Regolamento di conti tra pregiudicati a Molfetta: due in manette

Operazione dei Carabinieri: si tratta di un 48enne e di un 49enne entrambi di San Giorgio a Cremano

La raffica di colpi esplosi in due diversi giorni nel febbraio scorso contro il portone dell’abitazione di un uomo con precedenti penali a Molfetta, erano un avvertimento. Forse legato alla gestione di traffici illeciti. Ne sono convinti i carabinieri che hanno arrestato due persone. Si tratta di un 48enne e di un 49enne, entrambi di San Giorgio a Cremano, in provincia di Napoli, legati a un gruppo criminale del napoletano.

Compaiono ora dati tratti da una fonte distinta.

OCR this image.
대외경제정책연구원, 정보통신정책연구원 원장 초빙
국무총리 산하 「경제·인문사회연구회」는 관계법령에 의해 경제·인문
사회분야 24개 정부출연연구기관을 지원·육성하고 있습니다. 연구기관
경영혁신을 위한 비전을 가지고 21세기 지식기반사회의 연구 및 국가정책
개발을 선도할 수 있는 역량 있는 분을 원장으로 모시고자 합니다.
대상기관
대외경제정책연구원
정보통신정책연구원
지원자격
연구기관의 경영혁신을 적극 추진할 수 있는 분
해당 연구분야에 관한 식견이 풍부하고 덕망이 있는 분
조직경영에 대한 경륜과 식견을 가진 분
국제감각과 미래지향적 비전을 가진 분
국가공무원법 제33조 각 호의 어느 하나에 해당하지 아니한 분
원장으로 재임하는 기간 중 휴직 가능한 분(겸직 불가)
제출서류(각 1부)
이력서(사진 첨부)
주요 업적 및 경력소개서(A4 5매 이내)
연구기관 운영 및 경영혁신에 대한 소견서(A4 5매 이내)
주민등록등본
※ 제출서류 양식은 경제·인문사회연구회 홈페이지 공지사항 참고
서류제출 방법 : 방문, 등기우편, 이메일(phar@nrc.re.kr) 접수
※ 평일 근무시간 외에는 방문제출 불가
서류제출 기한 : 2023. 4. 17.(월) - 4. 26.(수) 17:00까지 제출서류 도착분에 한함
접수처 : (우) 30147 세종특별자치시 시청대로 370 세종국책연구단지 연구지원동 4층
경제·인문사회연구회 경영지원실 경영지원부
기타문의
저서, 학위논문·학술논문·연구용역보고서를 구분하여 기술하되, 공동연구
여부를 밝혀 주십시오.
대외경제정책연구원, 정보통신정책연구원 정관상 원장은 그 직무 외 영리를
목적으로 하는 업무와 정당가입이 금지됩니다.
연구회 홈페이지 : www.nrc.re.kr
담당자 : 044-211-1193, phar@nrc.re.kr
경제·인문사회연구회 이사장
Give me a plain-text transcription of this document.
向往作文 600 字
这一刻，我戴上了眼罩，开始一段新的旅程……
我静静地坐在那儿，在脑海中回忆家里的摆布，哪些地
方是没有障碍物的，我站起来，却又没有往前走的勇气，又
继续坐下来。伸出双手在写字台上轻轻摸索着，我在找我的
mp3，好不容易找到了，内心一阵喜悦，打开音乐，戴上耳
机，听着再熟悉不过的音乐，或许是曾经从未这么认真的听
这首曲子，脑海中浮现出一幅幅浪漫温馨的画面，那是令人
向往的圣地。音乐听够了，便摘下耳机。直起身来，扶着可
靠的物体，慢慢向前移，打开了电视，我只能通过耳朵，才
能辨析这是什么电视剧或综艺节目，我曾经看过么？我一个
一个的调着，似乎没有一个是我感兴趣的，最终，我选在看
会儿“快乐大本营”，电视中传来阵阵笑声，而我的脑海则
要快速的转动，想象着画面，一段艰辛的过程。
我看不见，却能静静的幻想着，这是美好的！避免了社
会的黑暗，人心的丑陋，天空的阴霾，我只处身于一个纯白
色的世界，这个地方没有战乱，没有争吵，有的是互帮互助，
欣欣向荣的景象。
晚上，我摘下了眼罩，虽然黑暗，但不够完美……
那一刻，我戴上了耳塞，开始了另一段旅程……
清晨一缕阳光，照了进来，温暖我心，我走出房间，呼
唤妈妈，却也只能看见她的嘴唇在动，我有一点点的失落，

Sono accusati di minaccia aggravata, con l’uso delle armi e ricettazione aggravata. I due si trovano ora nel carcere di Poggioreale a Napoli. Secondo quanto ricostruito dalle indagini, uno dei due arrestati avrebbe trascorso un periodo di detenzione con il “bersaglio” dei colpi di arma da fuoco.

Il regolamento dei conti è avvenuto in due giornate: il 19 e il 28 febbraio scorsi. A testimoniarlo, le immagini registrate dalle telecamere di videosorveglianza installate sia nei pressi della palazzina in cui vive l’uomo finito nel mirino dei due, sia in citta’. Sono stati i frame a evidenziare che le tre persone giunte in Puglia a bordo di una utilitaria hanno effettuato un cambio di targa una volta arrivati vicino al palazzo crivellato di colpi. E sono state sempre quelle immagini a consentire l’identificazione di due delle tre persone a bordo dell’auto. Le indagini pero’ proseguono perche’ intendono chiarire il movente e dare un volto alla terza persone che era in macchina con i due uomini finiti in cella.